A lot of enterprises have to feel like they’re building an airplane once it’s already in the air. And that airplane is being held together with duct tape, baling twine, twist ties and chewing gum.

For many organizations the rapid onset of the COVID-19 crisis threw all pretense at strategy out the window. Seemingly overnight CISOs had to build out their VPNs to enable a dramatically larger remote workforce. Home networks (and the very nature of working in the midst of family) expanded the attack surface and created a veritable playground for threat actors. Communication tools like Zoom proved essential for business teams, but they contained security flaws that, again, represented new opportunities for hackers.

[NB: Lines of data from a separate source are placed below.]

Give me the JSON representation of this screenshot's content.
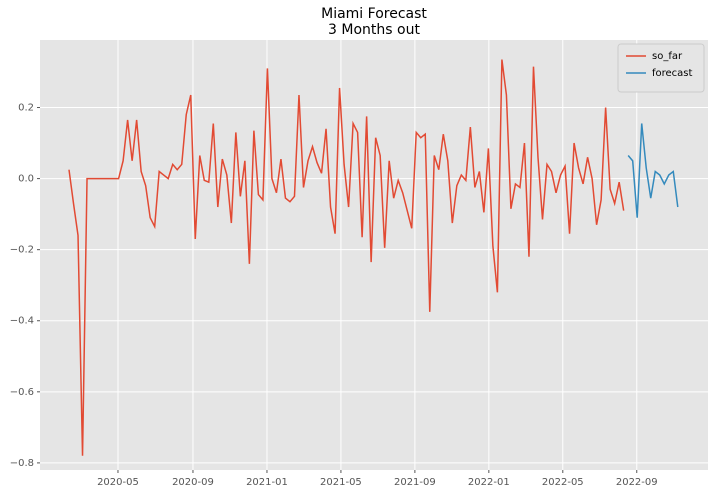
{
  "chart_data": {
    "type": "line",
    "title": "Miami Forecast",
    "subtitle": "3 Months out",
    "xlim": [
      -6.43,
      141.7
    ],
    "xticks": [
      {
        "value": 10.86,
        "label": "2020-05"
      },
      {
        "value": 27.49,
        "label": "2020-09"
      },
      {
        "value": 43.9,
        "label": "2021-01"
      },
      {
        "value": 60.3,
        "label": "2021-05"
      },
      {
        "value": 76.7,
        "label": "2021-09"
      },
      {
        "value": 93.1,
        "label": "2022-01"
      },
      {
        "value": 109.5,
        "label": "2022-05"
      },
      {
        "value": 125.9,
        "label": "2022-09"
      }
    ],
    "ylim": [
      -0.82,
      0.39
    ],
    "yticks": [
      {
        "value": -0.8,
        "label": "−0.8"
      },
      {
        "value": -0.6,
        "label": "−0.6"
      },
      {
        "value": -0.4,
        "label": "−0.4"
      },
      {
        "value": -0.2,
        "label": "−0.2"
      },
      {
        "value": 0,
        "label": "0.0"
      },
      0.2
    ],
    "grid": true,
    "legend": "upper right",
    "series": [
      {
        "name": "so_far",
        "color": "#E24A33",
        "values": [
          0.025,
          -0.07,
          -0.16,
          -0.78,
          0,
          0,
          0,
          0,
          0,
          0,
          0,
          0,
          0.05,
          0.165,
          0.05,
          0.165,
          0.02,
          -0.02,
          -0.11,
          -0.135,
          0.02,
          0.01,
          0,
          0.04,
          0.025,
          0.04,
          0.18,
          0.235,
          -0.17,
          0.065,
          -0.005,
          -0.01,
          0.155,
          -0.08,
          0.055,
          0.01,
          -0.125,
          0.13,
          -0.05,
          0.05,
          -0.24,
          0.135,
          -0.045,
          -0.06,
          0.31,
          0,
          -0.04,
          0.055,
          -0.055,
          -0.065,
          -0.05,
          0.235,
          -0.025,
          0.05,
          0.09,
          0.045,
          0.015,
          0.14,
          -0.08,
          -0.155,
          0.255,
          0.04,
          -0.08,
          0.155,
          0.13,
          -0.165,
          0.175,
          -0.235,
          0.115,
          0.065,
          -0.195,
          0.05,
          -0.055,
          -0.005,
          -0.04,
          -0.09,
          -0.14,
          0.13,
          0.115,
          0.125,
          -0.375,
          0.065,
          0.025,
          0.125,
          0.05,
          -0.125,
          -0.02,
          0.01,
          -0.005,
          0.145,
          -0.025,
          0.02,
          -0.095,
          0.085,
          -0.19,
          -0.32,
          0.335,
          0.235,
          -0.085,
          -0.015,
          -0.025,
          0.1,
          -0.22,
          0.315,
          0.06,
          -0.115,
          0.04,
          0.02,
          -0.04,
          0.01,
          0.035,
          -0.155,
          0.1,
          0.03,
          -0.015,
          0.06,
          0,
          -0.13,
          -0.06,
          0.2,
          -0.03,
          -0.07,
          -0.01,
          -0.09,
          null,
          null,
          null,
          null,
          null,
          null,
          null,
          null,
          null,
          null,
          null,
          null
        ]
      },
      {
        "name": "forecast",
        "color": "#348ABD",
        "values": [
          null,
          null,
          null,
          null,
          null,
          null,
          null,
          null,
          null,
          null,
          null,
          null,
          null,
          null,
          null,
          null,
          null,
          null,
          null,
          null,
          null,
          null,
          null,
          null,
          null,
          null,
          null,
          null,
          null,
          null,
          null,
          null,
          null,
          null,
          null,
          null,
          null,
          null,
          null,
          null,
          null,
          null,
          null,
          null,
          null,
          null,
          null,
          null,
          null,
          null,
          null,
          null,
          null,
          null,
          null,
          null,
          null,
          null,
          null,
          null,
          null,
          null,
          null,
          null,
          null,
          null,
          null,
          null,
          null,
          null,
          null,
          null,
          null,
          null,
          null,
          null,
          null,
          null,
          null,
          null,
          null,
          null,
          null,
          null,
          null,
          null,
          null,
          null,
          null,
          null,
          null,
          null,
          null,
          null,
          null,
          null,
          null,
          null,
          null,
          null,
          null,
          null,
          null,
          null,
          null,
          null,
          null,
          null,
          null,
          null,
          null,
          null,
          null,
          null,
          null,
          null,
          null,
          null,
          null,
          null,
          null,
          null,
          null,
          null,
          0.065,
          0.05,
          -0.11,
          0.155,
          0.03,
          -0.055,
          0.02,
          0.01,
          -0.015,
          0.01,
          0.02,
          -0.08
        ]
      }
    ]
  }
}
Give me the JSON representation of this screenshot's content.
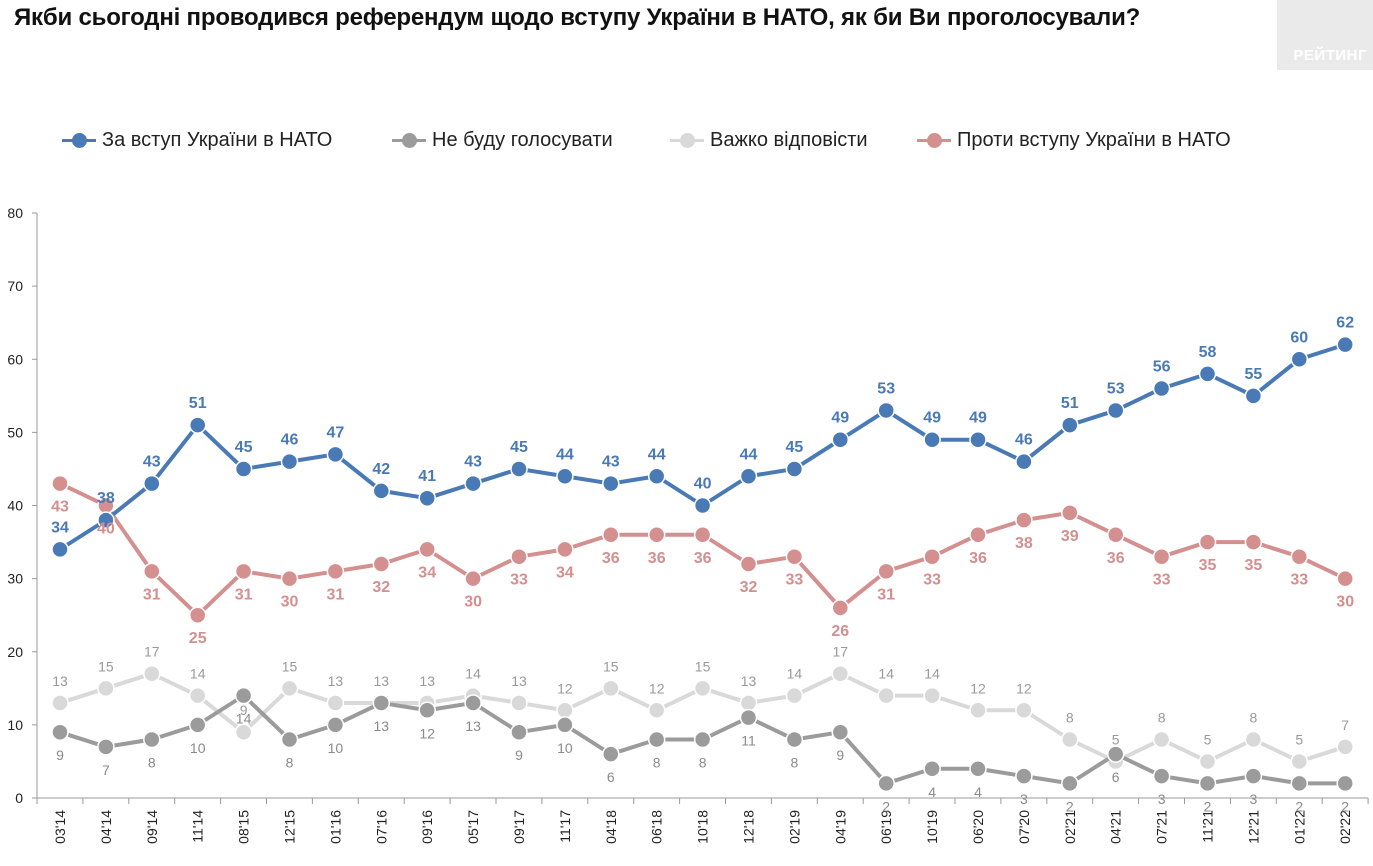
{
  "title": "Якби сьогодні проводився референдум щодо вступу України в НАТО, як би Ви проголосували?",
  "brand": {
    "logo_text": "РЕЙТИНГ"
  },
  "chart_data": {
    "type": "line",
    "title": "Якби сьогодні проводився референдум щодо вступу України в НАТО, як би Ви проголосували?",
    "xlabel": "",
    "ylabel": "",
    "ylim": [
      0,
      80
    ],
    "yticks": [
      0,
      10,
      20,
      30,
      40,
      50,
      60,
      70,
      80
    ],
    "grid": false,
    "legend_position": "top",
    "categories": [
      "03'14",
      "04'14",
      "09'14",
      "11'14",
      "08'15",
      "12'15",
      "01'16",
      "07'16",
      "09'16",
      "05'17",
      "09'17",
      "11'17",
      "04'18",
      "06'18",
      "10'18",
      "12'18",
      "02'19",
      "04'19",
      "06'19",
      "10'19",
      "06'20",
      "07'20",
      "02'21",
      "04'21",
      "07'21",
      "11'21",
      "12'21",
      "01'22",
      "02'22"
    ],
    "series": [
      {
        "name": "За вступ України в НАТО",
        "color": "#4a7ab5",
        "label_color": "#4a7ab5",
        "label_pos": "above",
        "values": [
          34,
          38,
          43,
          51,
          45,
          46,
          47,
          42,
          41,
          43,
          45,
          44,
          43,
          44,
          40,
          44,
          45,
          49,
          53,
          49,
          49,
          46,
          51,
          53,
          56,
          58,
          55,
          60,
          62
        ]
      },
      {
        "name": "Не буду голосувати",
        "color": "#9b9b9b",
        "label_color": "#8a8a8a",
        "label_pos": "below",
        "values": [
          9,
          7,
          8,
          10,
          14,
          8,
          10,
          13,
          12,
          13,
          9,
          10,
          6,
          8,
          8,
          11,
          8,
          9,
          2,
          4,
          4,
          3,
          2,
          6,
          3,
          2,
          3,
          2,
          2
        ]
      },
      {
        "name": "Важко відповісти",
        "color": "#d9d9d9",
        "label_color": "#9a9a9a",
        "label_pos": "above",
        "values": [
          13,
          15,
          17,
          14,
          9,
          15,
          13,
          13,
          13,
          14,
          13,
          12,
          15,
          12,
          15,
          13,
          14,
          17,
          14,
          14,
          12,
          12,
          8,
          5,
          8,
          5,
          8,
          5,
          7
        ]
      },
      {
        "name": "Проти вступу України в НАТО",
        "color": "#d48f8f",
        "label_color": "#d48f8f",
        "label_pos": "below",
        "values": [
          43,
          40,
          31,
          25,
          31,
          30,
          31,
          32,
          34,
          30,
          33,
          34,
          36,
          36,
          36,
          32,
          33,
          26,
          31,
          33,
          36,
          38,
          39,
          36,
          33,
          35,
          35,
          33,
          30
        ]
      }
    ]
  }
}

What about the regulatory front? Many CISOs are wondering if, given all the change and upheaval, their operations are still in compliance with GDPR, HIPAA and CCPA (which is slated for active enforcement in July).

Now That You’re Starting to Get Things Under Control…

CISOs and their teams have every reason to be pleased with the job they’ve done, holding it together in the face of a challenge like nothing we’ve ever seen before.

In the coming weeks and months, as things settle into a manageable routine, it may be time to step back and take stock. Where are we, exactly? What holes still need plugging? And most importantly, how do we work our way back into the sort of strategic mindset needed to drive the business into the future?

A Couple of Steps May Make Sense.

First, a high-level security strategy assessment can gauge your program’s readiness with respect to defined corporate initiatives. This allows you to evaluate policies, identify potential threats, reveal gaps and prioritize objectives, affording a clearer understanding of how your current footing maps to the realities of the business. If that isn’t thorough enough, a deeper, more nuanced evaluation of your foundational security program may be needed. Meetings with key stakeholders help generate an inventory of existing solutions, which can be scored across multiple program areas. The resulting read-out builds around specific recommendations for action.

Security pros understand that emergencies require immediate tactical responses, but they also recognize that management-by-hair-on-fire is a recipe for disaster.

The Coronavirus crisis is far from over, but as daily operations settle down, consider your long-term objectives and begin thinking seriously about the strategic steps necessary to propel you down the road toward a productive “new normal.”